Cena 1: Despertar
Acende a luz. Do relógio que ganhei ao apogeu de uma infância que acabou já faz alguns anos. Quando o relógio é de plástico, as pessoas não se preocupam em trocar as pilhas. O meu veio junto ao cereal, não pode se esperar muito dele. Acende a lamparina. Quando se trata de morar sozinho o sol pode ser a lamparina mais confiável. Fui até a janela abrir a cortina. Havia um pedaço de pizza no azulejo que tem contato com a parede. Ratos não perdem tempo. As vezes me questiono, o que eles fazem quando não cai pizza no chão. E, como se não fosse motivo de tanta mordomia da parte deles, quando trago uma visita, e esta pede um sabor que eu não gosto, e sobra, eles se recusam a comer aquele pedaço moribundo de Marguerita.
Acho que da para dizer que adoro minha janela.

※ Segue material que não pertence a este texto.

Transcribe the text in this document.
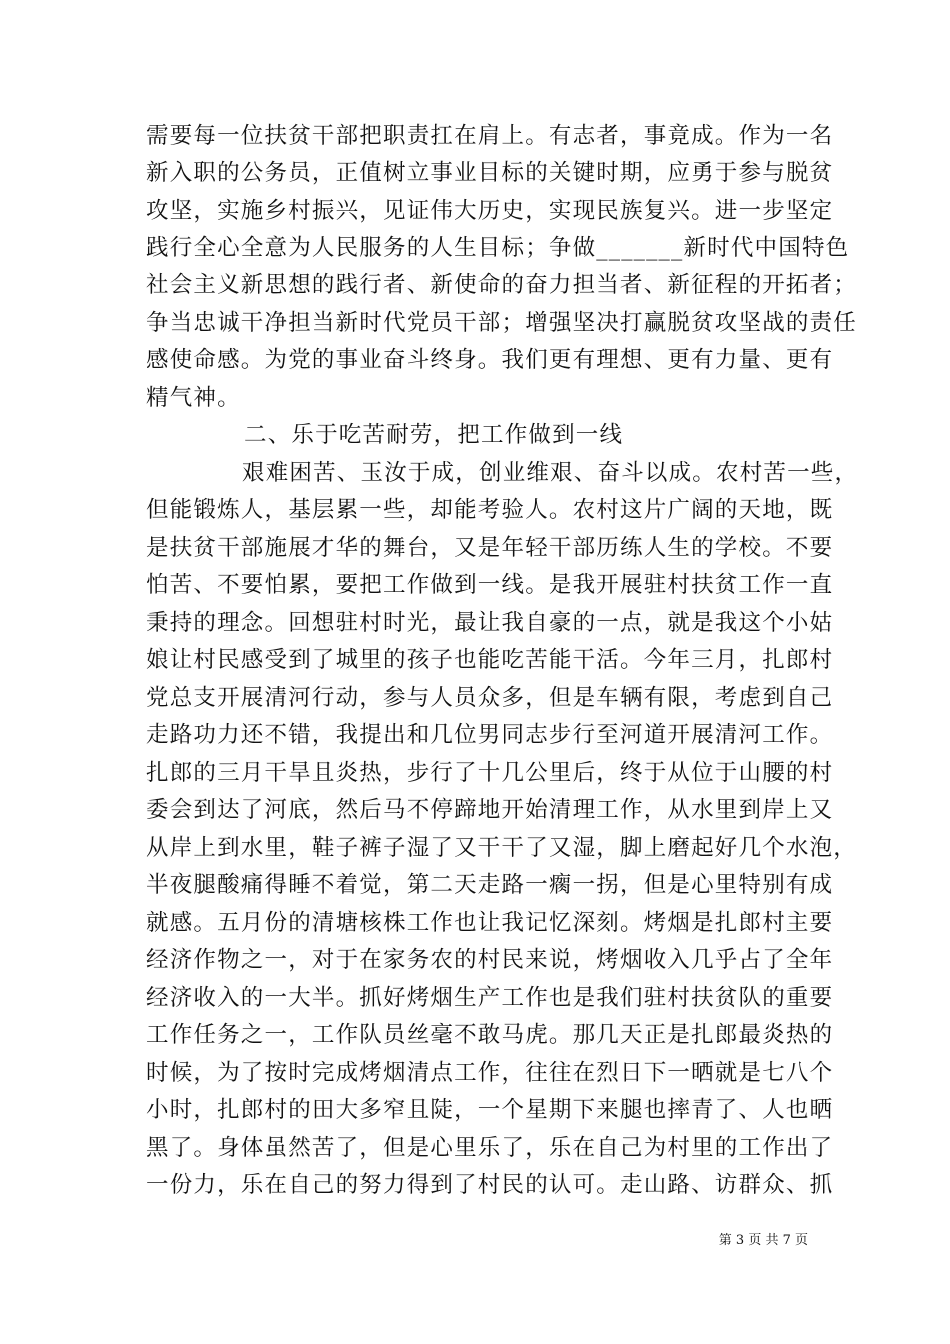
需要每一位扶贫干部把职责扛在肩上。有志者，事竟成。作为一名
新入职的公务员，正值树立事业目标的关键时期，应勇于参与脱贫
攻坚，实施乡村振兴，见证伟大历史，实现民族复兴。进一步坚定
践行全心全意为人民服务的人生目标；争做_______新时代中国特色
社会主义新思想的践行者、新使命的奋力担当者、新征程的开拓者；
争当忠诚干净担当新时代党员干部；增强坚决打赢脱贫攻坚战的责任
感使命感。为党的事业奋斗终身。我们更有理想、更有力量、更有
精气神。
二、乐于吃苦耐劳，把工作做到一线
艰难困苦、玉汝于成，创业维艰、奋斗以成。农村苦一些，
但能锻炼人，基层累一些，却能考验人。农村这片广阔的天地，既
是扶贫干部施展才华的舞台，又是年轻干部历练人生的学校。不要
怕苦、不要怕累，要把工作做到一线。是我开展驻村扶贫工作一直
秉持的理念。回想驻村时光，最让我自豪的一点，就是我这个小姑
娘让村民感受到了城里的孩子也能吃苦能干活。今年三月，扎郎村
党总支开展清河行动，参与人员众多，但是车辆有限，考虑到自己
走路功力还不错，我提出和几位男同志步行至河道开展清河工作。
扎郎的三月干旱且炎热，步行了十几公里后，终于从位于山腰的村
委会到达了河底，然后马不停蹄地开始清理工作，从水里到岸上又
从岸上到水里，鞋子裤子湿了又干干了又湿，脚上磨起好几个水泡，
半夜腿酸痛得睡不着觉，第二天走路一瘸一拐，但是心里特别有成
就感。五月份的清塘核株工作也让我记忆深刻。烤烟是扎郎村主要
经济作物之一，对于在家务农的村民来说，烤烟收入几乎占了全年
经济收入的一大半。抓好烤烟生产工作也是我们驻村扶贫队的重要
工作任务之一，工作队员丝毫不敢马虎。那几天正是扎郎最炎热的
时候，为了按时完成烤烟清点工作，往往在烈日下一晒就是七八个
小时，扎郎村的田大多窄且陡，一个星期下来腿也摔青了、人也晒
黑了。身体虽然苦了，但是心里乐了，乐在自己为村里的工作出了
一份力，乐在自己的努力得到了村民的认可。走山路、访群众、抓
第 3 页 共 7 页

Ela é bem meiga do jeito que só ela sabe reflectir a policromia emitida pelo sol. Adoro colocar a cabeça pra fora da janela, com a esperança de uma pomba defecar na minha cabeça, mas ninguém tem sorte com o azar, quando quer. Principalmente quando se trata de gravidade. O pessimismo da sorte de certa forma. Já pensei varias vezes em me matar, mas sinto preguiça. Então pensava em como seria agradável sofrer um acidente com as coisas ao redor, é um bom passa-tempo, quando se é criativo,claro. Claro de mais. Vou tomar um banho. É sempre uma surpresa descobrir com qual cor a água vai sair. É vai essa. Nirvana, nirvana, é isso ae.

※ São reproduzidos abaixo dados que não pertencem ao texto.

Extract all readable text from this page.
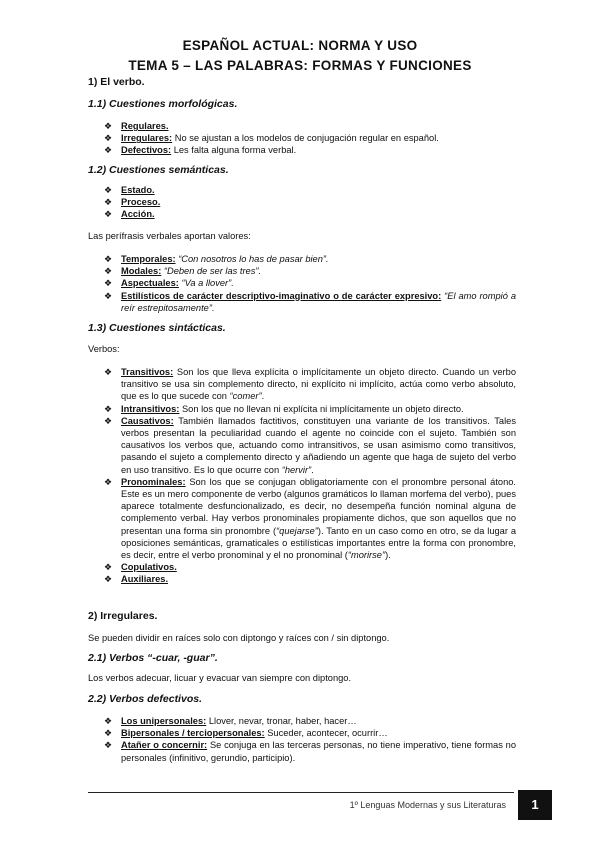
ESPAÑOL ACTUAL: NORMA Y USO
TEMA 5 – LAS PALABRAS: FORMAS Y FUNCIONES
1) El verbo.
1.1) Cuestiones morfológicas.
❖ Regulares.
❖ Irregulares: No se ajustan a los modelos de conjugación regular en español.
❖ Defectivos: Les falta alguna forma verbal.
1.2) Cuestiones semánticas.
❖ Estado.
❖ Proceso.
❖ Acción.
Las perífrasis verbales aportan valores:
❖ Temporales: “Con nosotros lo has de pasar bien”.
❖ Modales: “Deben de ser las tres”.
❖ Aspectuales: “Va a llover”.
❖ Estilísticos de carácter descriptivo-imaginativo o de carácter expresivo: “El amo rompió a reír estrepitosamente”.
1.3) Cuestiones sintácticas.
Verbos:
❖ Transitivos: Son los que lleva explícita o implícitamente un objeto directo. Cuando un verbo transitivo se usa sin complemento directo, ni explícito ni implícito, actúa como verbo absoluto, que es lo que sucede con “comer”.
❖ Intransitivos: Son los que no llevan ni explícita ni implícitamente un objeto directo.
❖ Causativos: También llamados factitivos, constituyen una variante de los transitivos. Tales verbos presentan la peculiaridad cuando el agente no coincide con el sujeto. También son causativos los verbos que, actuando como intransitivos, se usan asimismo como transitivos, pasando el sujeto a complemento directo y añadiendo un agente que haga de sujeto del verbo en uso transitivo. Es lo que ocurre con “hervir”.
❖ Pronominales: Son los que se conjugan obligatoriamente con el pronombre personal átono. Este es un mero componente de verbo (algunos gramáticos lo llaman morfema del verbo), pues aparece totalmente desfuncionalizado, es decir, no desempeña función nominal alguna de complemento verbal. Hay verbos pronominales propiamente dichos, que son aquellos que no presentan una forma sin pronombre (“quejarse”). Tanto en un caso como en otro, se da lugar a oposiciones semánticas, gramaticales o estilísticas importantes entre la forma con pronombre, es decir, entre el verbo pronominal y el no pronominal (“morirse”).
❖ Copulativos.
❖ Auxiliares.
2) Irregulares.
Se pueden dividir en raíces solo con diptongo y raíces con / sin diptongo.
2.1) Verbos “-cuar, -guar”.
Los verbos adecuar, licuar y evacuar van siempre con diptongo.
2.2) Verbos defectivos.
❖ Los unipersonales: Llover, nevar, tronar, haber, hacer…
❖ Bipersonales / terciopersonales: Suceder, acontecer, ocurrir…
❖ Atañer o concernir: Se conjuga en las terceras personas, no tiene imperativo, tiene formas no personales (infinitivo, gerundio, participio).
1º Lenguas Modernas y sus Literaturas	1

Olhando assim, minhas olheiras não estão tão fundas, o cinza faz um contraste interessante com a cor do meu olho, aquele me faz lembrar um céu chuvoso, e uma pomba que se recusou a defecar em mim. É sem duvida, já cansei de tentar contar as possíveis cores de pombas que vejo só na praça da Bispo. Pobres pombas, não sofrem com o calor? É isso não me interessa muito agora, estou com um gosto desagradável na boca. É a gente perde o prazer de comer Tande e passa a beber álcool. Será que alguém já usou álcool em gel como pasta de dente? Deve ter ocorrido em um processo transitivo não? Olha ali minha caixinha de pilulas! É, é, meu filho, como dizia Freud, nada que um Prozac não de um geito. Agora que sei que estão ali, posso tomar meu banho em paz.

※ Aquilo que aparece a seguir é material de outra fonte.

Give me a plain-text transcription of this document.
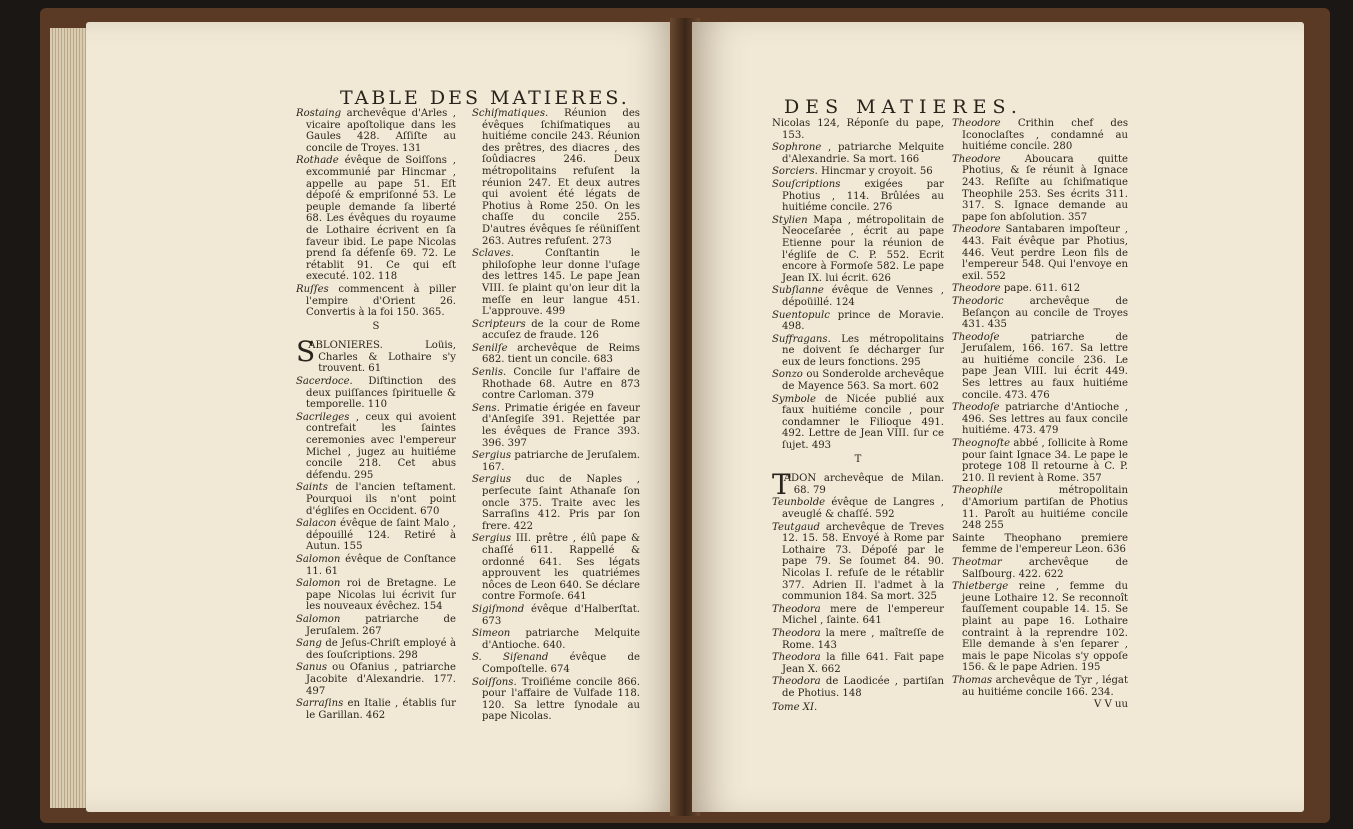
TABLE DES MATIERES.
Rostaing archevêque d'Arles , vicaire apoſtolique dans les Gaules 428. Aſſiſte au concile de Troyes. 131
Rothade évêque de Soiſſons , excommunié par Hincmar , appelle au pape 51. Eſt dépoſé & empriſonné 53. Le peuple demande ſa liberté 68. Les évêques du royaume de Lothaire écrivent en ſa faveur ibid. Le pape Nicolas prend ſa défenſe 69. 72. Le rétablit 91. Ce qui eſt executé. 102. 118
Ruſſes commencent à piller l'empire d'Orient 26. Convertis à la foi 150. 365.
S
S
ABLONIERES. Loüis, Charles & Lothaire s'y trouvent. 61
Sacerdoce. Diſtinction des deux puiſſances ſpirituelle & temporelle. 110
Sacrileges , ceux qui avoient contrefait les ſaintes ceremonies avec l'empereur Michel , jugez au huitiéme concile 218. Cet abus défendu. 295
Saints de l'ancien teſtament. Pourquoi ils n'ont point d'égliſes en Occident. 670
Salacon évêque de ſaint Malo , dépouillé 124. Retiré à Autun. 155
Salomon évêque de Conſtance 11. 61
Salomon roi de Bretagne. Le pape Nicolas lui écrivit ſur les nouveaux évêchez. 154
Salomon patriarche de Jeruſalem. 267
Sang de Jeſus-Chriſt employé à des ſouſcriptions. 298
Sanus ou Ofanius , patriarche Jacobite d'Alexandrie. 177. 497
Sarraſins en Italie , établis ſur le Garillan. 462
Schiſmatiques. Réunion des évêques ſchiſmatiques au huitiéme concile 243. Réunion des prêtres, des diacres , des ſoûdiacres 246. Deux métropolitains refuſent la réunion 247. Et deux autres qui avoient été légats de Photius à Rome 250. On les chaſſe du concile 255. D'autres évêques ſe réüniſſent 263. Autres refuſent. 273
Sclaves. Conſtantin le philoſophe leur donne l'uſage des lettres 145. Le pape Jean VIII. ſe plaint qu'on leur dit la meſſe en leur langue 451. L'approuve. 499
Scripteurs de la cour de Rome accuſez de fraude. 126
Senilſe archevêque de Reims 682. tient un concile. 683
Senlis. Concile ſur l'affaire de Rhothade 68. Autre en 873 contre Carloman. 379
Sens. Primatie érigée en faveur d'Anſegiſe 391. Rejettée par les évêques de France 393. 396. 397
Sergius patriarche de Jeruſalem. 167.
Sergius duc de Naples , perſecute ſaint Athanaſe ſon oncle 375. Traite avec les Sarraſins 412. Pris par ſon frere. 422
Sergius III. prêtre , élû pape & chaſſé 611. Rappellé & ordonné 641. Ses légats approuvent les quatriémes nôces de Leon 640. Se déclare contre Formoſe. 641
Sigiſmond évêque d'Halberſtat. 673
Simeon patriarche Melquite d'Antioche. 640.
S. Siſenand évêque de Compoſtelle. 674
Soiſſons. Troiſiéme concile 866. pour l'affaire de Vulfade 118. 120. Sa lettre ſynodale au pape Nicolas.
DES MATIERES.
Nicolas 124, Réponſe du pape, 153.
Sophrone , patriarche Melquite d'Alexandrie. Sa mort. 166
Sorciers. Hincmar y croyoit. 56
Souſcriptions exigées par Photius , 114. Brûlées au huitiéme concile. 276
Stylien Mapa , métropolitain de Neoceſarée , écrit au pape Etienne pour la réunion de l'égliſe de C. P. 552. Ecrit encore à Formoſe 582. Le pape Jean IX. lui écrit. 626
Subſianne évêque de Vennes , dépoüillé. 124
Suentopulc prince de Moravie. 498.
Suffragans. Les métropolitains ne doivent ſe décharger ſur eux de leurs fonctions. 295
Sonzo ou Sonderolde archevêque de Mayence 563. Sa mort. 602
Symbole de Nicée publié aux faux huitiéme concile , pour condamner le Filioque 491. 492. Lettre de Jean VIII. ſur ce ſujet. 493
T
T
ADON archevêque de Milan. 68. 79
Teunbolde évêque de Langres , aveuglé & chaſſé. 592
Teutgaud archevêque de Treves 12. 15. 58. Envoyé à Rome par Lothaire 73. Dépoſé par le pape 79. Se ſoumet 84. 90. Nicolas I. refuſe de le rétablir 377. Adrien II. l'admet à la communion 184. Sa mort. 325
Theodora mere de l'empereur Michel , ſainte. 641
Theodora la mere , maîtreſſe de Rome. 143
Theodora la fille 641. Fait pape Jean X. 662
Theodora de Laodicée , partiſan de Photius. 148
Tome XI.
Theodore Crithin chef des Iconoclaſtes , condamné au huitiéme concile. 280
Theodore Aboucara quitte Photius, & ſe réunit à Ignace 243. Reſiſte au ſchiſmatique Theophile 253. Ses écrits 311. 317. S. Ignace demande au pape ſon abſolution. 357
Theodore Santabaren impoſteur , 443. Fait évêque par Photius, 446. Veut perdre Leon fils de l'empereur 548. Qui l'envoye en exil. 552
Theodore pape. 611. 612
Theodoric archevêque de Beſançon au concile de Troyes 431. 435
Theodoſe patriarche de Jeruſalem, 166. 167. Sa lettre au huitiéme concile 236. Le pape Jean VIII. lui écrit 449. Ses lettres au faux huitiéme concile. 473. 476
Theodoſe patriarche d'Antioche , 496. Ses lettres au faux concile huitiéme. 473. 479
Theognoſte abbé , ſollicite à Rome pour ſaint Ignace 34. Le pape le protege 108 Il retourne à C. P. 210. Il revient à Rome. 357
Theophile métropolitain d'Amorium partiſan de Photius 11. Paroît au huitiéme concile 248 255
Sainte Theophano premiere femme de l'empereur Leon. 636
Theotmar archevêque de Salſbourg. 422. 622
Thietberge reine , femme du jeune Lothaire 12. Se reconnoît fauſſement coupable 14. 15. Se plaint au pape 16. Lothaire contraint à la reprendre 102. Elle demande à s'en ſeparer , mais le pape Nicolas s'y oppoſe 156. & le pape Adrien. 195
Thomas archevêque de Tyr , légat au huitiéme concile 166. 234.
V V uu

Uma parede de azulejos. Um sabonete liquido. Uma agua trincando de gelada. E um solo do Steve Vai. É tudo que uma garota precisa pra começar o dia. Ou não. "Mãe, o azulejo 'tá quebrado..." Aé, ela não 'tá em casa. Me faz lembrar, preciso ver o que é que 'tá no meu armário, se debatendo. Mas isso é pra depois do banho. Talvez. É a agua hoje é importada. Chega de uma cor. Sai de outra. "Chiquézimo" Vem clarinha, depois entra no ralo vermelha. Nos cobram impostos por causa de algo desse tipo.
Uma toalha pro abdómen. Uma toalha para o cabelo. Abre a gavetinha da pia. Hum. 'Tava vazia a caixinha de remédios. Traída por uma embalagem de plástico. Interessante. Agora só falta a pomba. Cade a pomba. Olho pra minha cama. Ela ta toda suja de sangue. É, cara, usar roupas de couro, tocar guitarra, e ter um piercing no mamilo, não te faz menos mulher, biologicamente.
Só de sentar nessa cama, me da vontade de ter dormido nela na ultima cesta. É cara. Tudo que me resta fazer agora. Acender um cigarro. Vestir algum traje. Ouvir um concerto de Mozart in C Minor. E me perguntar, "E agora José? A festa acabou?"